As I blogged about here, we'll start the week with Palm / Passion Sunday. At the beginning of the service, we'll wave palm branches and celebrate Jesus' triumphal entry to Jerusalem, but then we'll turn to the darker Good Friday themes including Jesus' crucifixion and death. This should set the tone for the week. The lines of one of our hymns for Sunday says, "remind us, God, as this week starts where Christ has fixed his gaze."
Throughout the week, I'll be blogging on the "Lauds for the Lectionary" blog, which you can find here. Whether you follow me daily there or not, I encourage you to take extra time this week for personal devotion. The lectionary is following the Gospels of Luke and John, but you could read which ever gospel is your favorite just a little each day. Or set aside some time for prayer each morning (you could come to the 8:00 daily prayer service) or evening. Or read and pray through the Psalms. If you get more out of service, do that. Be sure to leave a little space for listening to what God is saying to you in this holy season. Maybe try a little of each each day: reading, praying, working, listening.
First Presbyterian, First United Methodist, and First Christian churches have been worshipping together. Ash Wednesday was at our church, Maundy Thursday will be at the First United Methodist church, and Good Friday will be at the First Christian Church. These services all start at 7:00PM.

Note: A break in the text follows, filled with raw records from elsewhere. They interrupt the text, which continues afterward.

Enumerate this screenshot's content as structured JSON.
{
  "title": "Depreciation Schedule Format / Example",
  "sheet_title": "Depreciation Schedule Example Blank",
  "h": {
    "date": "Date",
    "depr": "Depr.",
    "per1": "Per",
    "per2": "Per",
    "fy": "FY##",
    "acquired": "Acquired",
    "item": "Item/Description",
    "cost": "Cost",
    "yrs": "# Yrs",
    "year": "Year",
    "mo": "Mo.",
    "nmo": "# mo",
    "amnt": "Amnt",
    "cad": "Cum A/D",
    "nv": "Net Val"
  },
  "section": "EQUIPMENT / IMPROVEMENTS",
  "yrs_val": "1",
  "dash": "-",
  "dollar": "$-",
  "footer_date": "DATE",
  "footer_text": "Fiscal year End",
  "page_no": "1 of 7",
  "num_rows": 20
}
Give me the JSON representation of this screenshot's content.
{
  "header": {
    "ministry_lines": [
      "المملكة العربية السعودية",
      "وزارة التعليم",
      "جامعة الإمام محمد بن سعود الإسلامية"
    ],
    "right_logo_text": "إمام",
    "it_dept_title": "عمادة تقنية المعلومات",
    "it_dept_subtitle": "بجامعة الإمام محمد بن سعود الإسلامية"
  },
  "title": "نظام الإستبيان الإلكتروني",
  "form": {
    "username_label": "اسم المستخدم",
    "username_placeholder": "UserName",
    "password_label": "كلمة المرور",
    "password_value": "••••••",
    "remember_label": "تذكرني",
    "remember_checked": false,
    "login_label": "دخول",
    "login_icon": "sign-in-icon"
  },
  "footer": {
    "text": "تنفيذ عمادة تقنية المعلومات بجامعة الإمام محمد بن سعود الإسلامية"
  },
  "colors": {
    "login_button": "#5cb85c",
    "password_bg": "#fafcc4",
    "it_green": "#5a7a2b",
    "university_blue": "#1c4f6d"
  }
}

Then after a week of devotion, after celebrating Christ's gift of his presence in communion on Maundy Thursday, after looking with awe on the cross and what Jesus has done for us there, it will be Easter morning! Easter is the joyous celebration of the resurrection. It is always happy. I cannot think of a single Easter with so much as bad weather. We will celebrate God's victory over death in the resurrection of his Son. I hope that you will put some time in the devotional exercises I've suggested for Holy Week so that your Easter can be even more meaningful. Wake up and look on the empty tomb and laugh and shout for joy with us. Alleluia.